Chapter 1
Sustainability = the capacity to support, maintain or endure; it can indicate both a goal and a
process. Sustainability can be maintained at a certain rate or level, as in sustainable
economic growth. It can also be upheld or defended, as in sustainable definition of good
corporate practice.
• Social sustainability = conceived in terms of sustaining the well-being of people
• Environmental sustainability = refers to sustaining nature or natural resources
> are interlinked, due to the fact that human welfare depends on the sustainability of
the environment.
• In business they refer to CSR, 3BL et cetera
Club of Rome = report that demonstrated that an economy built on the continuous
expansion of material consumption is fundamentally not sustainable.
Unprecedented economic growth and technological progress were linked to severe
environmental consequences.
Being a sustainable business can be good public relations (PR) for business. As found,
customers also express the importance of a sustainable business.
Green-washing = term used to describe an individual or business promoting somethings as
green – either their business as a whole or an initiative, product or activity while actually
continuing to operate in socially and environmentally damaging ways.
UN Sustainable Development Solutions Network (SDSN) = explains that innovation,
management skills, and corporate financial resource will be a major provider of solutions to
most of the sustainability challenges that we face.
Some businesses choose to be sustainable in order to prevent government intervention or
policies that might restrict their operations. They use sustainability measures to forestall
legislation or to avoid persecution and litigation. (i.e., polluting industries or factories with
poor working conditions).
Sustainability can thus mean anything from businesses that are working to minimize or
eliminate negative environmental impacts thereby becoming environmentally positive as
opposed to a business that is merely able to sustain itself over time.
The Brundtland Report = refers to sustainable development as development that meets the
needs of the present without compromising the ability of future generations to meet their
own needs. Sustainable development is targeted at finding strategies to promote economic
and social development in ways that avoid environmental degradation, over-exploitation,
and pollution, often known in business as the Triple Bottom Line.
Living in poverty can restrict the options people have for resource management because
they have to use environmental assets unstainable due to short-term necessities Differences
, in income can be seen as an important factor in explaining ‘unsustainable development’, and
preventing what is often described as ecological modernization.
In ecological modernization theory = it is believed that enlightened self-interest, economy,
and ecology can be favorably combined, and productive use of natural resources can be a
source of future growth and development.
• Thus, poverty is seen as both a major cause and effect of global environmental
problems and addressing inequality is presented as a long-standing concern of
sustainable development.
Environmental Kuznets Curve (EKC) hypothesis = it is believed that during early
industrialization, economies use material resources more intensively until a threshold is
reached after which structural changes in the economy lead to a progressively less intensive
use of materials.
• It is believed that higher income levels and economic growth will lead to
environmental improvement or at least reduced environmental degradation.

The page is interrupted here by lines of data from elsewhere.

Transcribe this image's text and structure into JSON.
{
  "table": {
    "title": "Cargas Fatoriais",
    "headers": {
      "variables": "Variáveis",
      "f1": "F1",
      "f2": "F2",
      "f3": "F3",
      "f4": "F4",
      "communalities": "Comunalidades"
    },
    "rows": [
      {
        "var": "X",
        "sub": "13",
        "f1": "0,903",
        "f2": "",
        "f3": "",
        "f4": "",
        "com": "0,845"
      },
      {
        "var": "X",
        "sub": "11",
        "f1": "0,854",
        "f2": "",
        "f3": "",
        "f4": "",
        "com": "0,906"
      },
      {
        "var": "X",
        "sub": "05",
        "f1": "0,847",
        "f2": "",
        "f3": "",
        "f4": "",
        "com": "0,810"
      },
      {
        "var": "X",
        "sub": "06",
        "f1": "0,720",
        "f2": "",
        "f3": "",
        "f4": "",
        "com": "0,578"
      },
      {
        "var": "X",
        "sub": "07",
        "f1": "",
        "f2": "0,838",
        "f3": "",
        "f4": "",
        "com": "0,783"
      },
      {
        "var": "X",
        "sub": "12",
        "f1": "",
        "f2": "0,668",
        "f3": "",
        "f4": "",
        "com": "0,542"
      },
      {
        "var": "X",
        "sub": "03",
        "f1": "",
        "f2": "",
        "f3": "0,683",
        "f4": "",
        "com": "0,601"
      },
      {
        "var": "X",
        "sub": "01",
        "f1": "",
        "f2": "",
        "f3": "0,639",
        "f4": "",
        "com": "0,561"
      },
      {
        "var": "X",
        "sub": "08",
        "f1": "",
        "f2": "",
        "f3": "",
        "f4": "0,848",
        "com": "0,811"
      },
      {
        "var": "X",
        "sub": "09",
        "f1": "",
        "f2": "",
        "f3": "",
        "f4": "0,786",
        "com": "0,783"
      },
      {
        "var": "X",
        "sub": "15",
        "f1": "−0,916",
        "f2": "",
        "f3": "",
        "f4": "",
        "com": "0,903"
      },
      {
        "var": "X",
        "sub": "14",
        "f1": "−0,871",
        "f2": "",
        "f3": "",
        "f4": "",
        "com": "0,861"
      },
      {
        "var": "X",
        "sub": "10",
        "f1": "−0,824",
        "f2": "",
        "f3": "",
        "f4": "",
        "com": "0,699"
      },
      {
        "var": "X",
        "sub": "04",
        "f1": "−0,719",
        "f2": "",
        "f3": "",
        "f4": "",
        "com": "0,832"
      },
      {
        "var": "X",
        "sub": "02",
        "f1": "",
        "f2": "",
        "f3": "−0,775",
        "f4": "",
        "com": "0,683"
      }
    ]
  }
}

European Environment Agency (EEA) define sustainability as a concept and strategy enabling
sufficient delinking of the “use of nature” from economic activity needed to meet human
needs to allow it to remain within carrying capacities; and to permit equitable access and
use of the environment by current and future generations.
Social Sustainability = refers to issues concerned with social equality, poverty, and problems
associated with justice. Equity considerations are primary in order to have the resources to
reduce poverty and increase well-being in developing countries.
Economic Sustainability = is linked to well-being in relation to financial indicators such as
GDP and is characterized by underlying economic approaches to the range of social issues
attempting to capture the values embedded in human and natural capital.
• combination of 5 different capitals
o natural, social, human, financial, and manufactured.
Eco-efficiency = refers to the idea of doing more with less. Compared to early industrial
products, modern alternatives are able to generate more value by being produced on a
much larger scale with less impact and using less material.
• The OECD definition of sustainability in relation to eco-efficiency is
o ‘the efficiency with which ecological resources are used to meet human
needs’ and represents it as a ratio of output divided by the input.
§ the output includes the value of products and services produced by a
firm, sector, or economy as a whole.
§ the input typically refers to the sum of environmental pressures
generated by the firm, the sector, or the economy.
• WBCSD defines eco-efficiency as being the delivery of competitively-priced goods
and services that satisfy human needs and bring quality of life, while progressively
reducing ecological impacts and resource intensity throughout the life-cycle to a level
at least in line with the Earth’s estimated carrying capacity.